The Romano-British villa at Borough Farm lies in the West Sussex Weald, in the hinterland between Chichester (Noviomagus Reginorum) and the chalk Downs. Like comparable Wealden sites, it likely originated as a modest agricultural establishment in the late 1st or 2nd century AD and developed into a more substantial residence by the 3rd–4th centuries, though precise occupation dates here are not securely established.
Source: Pleiades — A Community-Built Gazetteer and Graph of Ancient Places. View the Pleiades record →
The site sits within the densely villa-populated territory of the Regni, an area of intensive Romanised rural settlement focused on Fishbourne and Chichester. It would have functioned as part of the mixed agricultural economy supplying the civitas capital, and possibly linked to the wider Wealden iron industry that operated across this landscape.
Little has been formally published about Borough Farm specifically; the site is known primarily from surface finds, possible aerial or geophysical indications, and the recovery of Romano-British material (typically tile, pottery, and building debris) characteristic of villa sites in this region. No detailed excavation record is available to me, and any structural plan, mosaics, or bath suite — features common at better-known neighbours like Bignor or Chilgrove — cannot be confirmed for this site.
The Romano-British villa at Borough Farm lies in the West Sussex Weald, in the hinterland between Chichester (Noviomagus Reginorum) and the chalk Downs.

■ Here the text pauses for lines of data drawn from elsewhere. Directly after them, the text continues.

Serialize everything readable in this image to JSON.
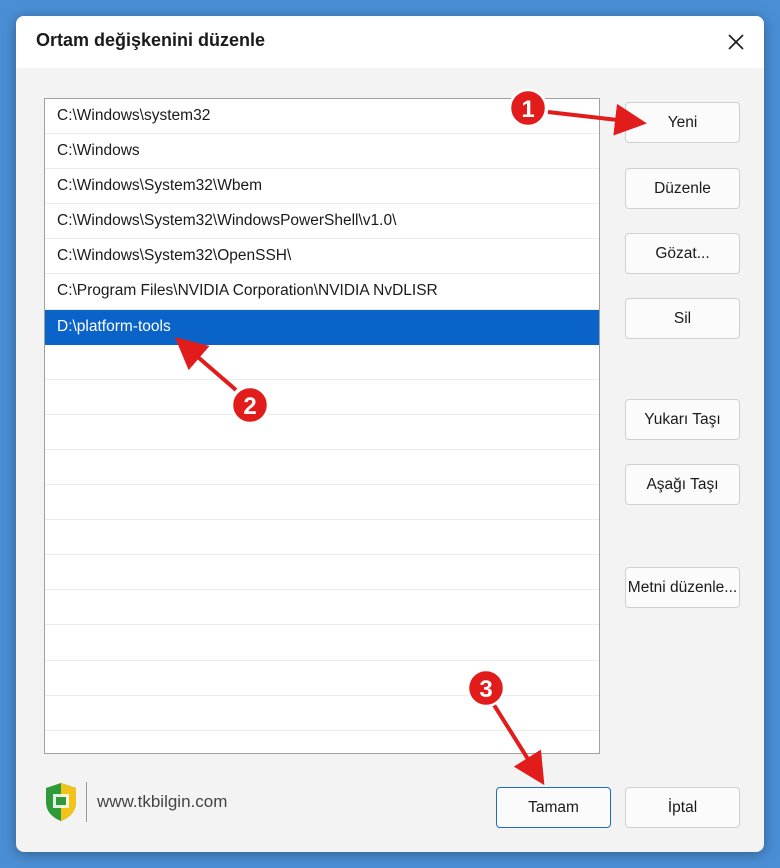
{
  "window": {
    "title": "Ortam değişkenini düzenle"
  },
  "list": {
    "items": [
      "C:\\Windows\\system32",
      "C:\\Windows",
      "C:\\Windows\\System32\\Wbem",
      "C:\\Windows\\System32\\WindowsPowerShell\\v1.0\\",
      "C:\\Windows\\System32\\OpenSSH\\",
      "C:\\Program Files\\NVIDIA Corporation\\NVIDIA NvDLISR",
      "D:\\platform-tools",
      "",
      "",
      "",
      "",
      "",
      "",
      "",
      "",
      "",
      "",
      "",
      ""
    ],
    "selected_index": 6
  },
  "buttons": {
    "new": "Yeni",
    "edit": "Düzenle",
    "browse": "Gözat...",
    "delete": "Sil",
    "move_up": "Yukarı Taşı",
    "move_down": "Aşağı Taşı",
    "edit_text": "Metni düzenle...",
    "ok": "Tamam",
    "cancel": "İptal"
  },
  "footer": {
    "site": "www.tkbilgin.com"
  },
  "annotations": [
    "1",
    "2",
    "3"
  ],
  "colors": {
    "selection": "#0a63c9",
    "annotation_red": "#e21b1b",
    "desktop_blue": "#4a8fd6",
    "logo_green": "#2e9a3a",
    "logo_yellow": "#f2c31a"
  },
  "icons": {
    "close": "close-icon",
    "logo": "shield-logo-icon"
  }
}
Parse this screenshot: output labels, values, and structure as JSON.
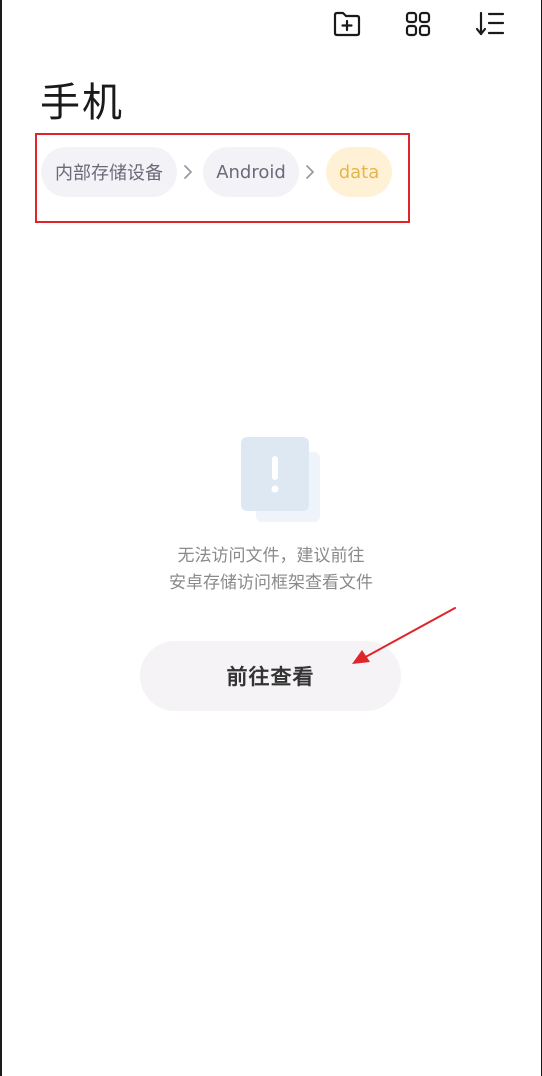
{
  "header": {
    "new_folder_icon": "folder-plus-icon",
    "grid_view_icon": "grid-view-icon",
    "sort_icon": "sort-icon"
  },
  "page": {
    "title": "手机"
  },
  "breadcrumb": {
    "items": [
      {
        "label": "内部存储设备",
        "state": "normal"
      },
      {
        "label": "Android",
        "state": "normal"
      },
      {
        "label": "data",
        "state": "active"
      }
    ]
  },
  "empty_state": {
    "icon": "warning-document-icon",
    "message_line1": "无法访问文件，建议前往",
    "message_line2": "安卓存储访问框架查看文件",
    "button_label": "前往查看"
  },
  "colors": {
    "active_crumb_bg": "#fff1d6",
    "active_crumb_text": "#e6b54a",
    "annotation_red": "#e0242a"
  }
}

It is recorded in the Pleiades gazetteer of ancient places as a villa site from the Roman period in Britain.
Romano-British villa at Borough Farm is classified as a Roman villa — a civilian site in the Pleiades ancient world gazetteer. Roman Britain's archaeology encompasses thousands of sites ranging from legionary fortresses and marching camps to villas, temples and towns.
Several Roman sites lie within a short distance, including Roman barrow at Broomershill, 200m south east of Brocks Rew Farm (1.1 km), Pulborough (1.9 km), Lickfold (2.5 km). Aubrey Research maps over 2,200 Roman sites across Britain, drawn from the Pleiades ancient world gazetteer.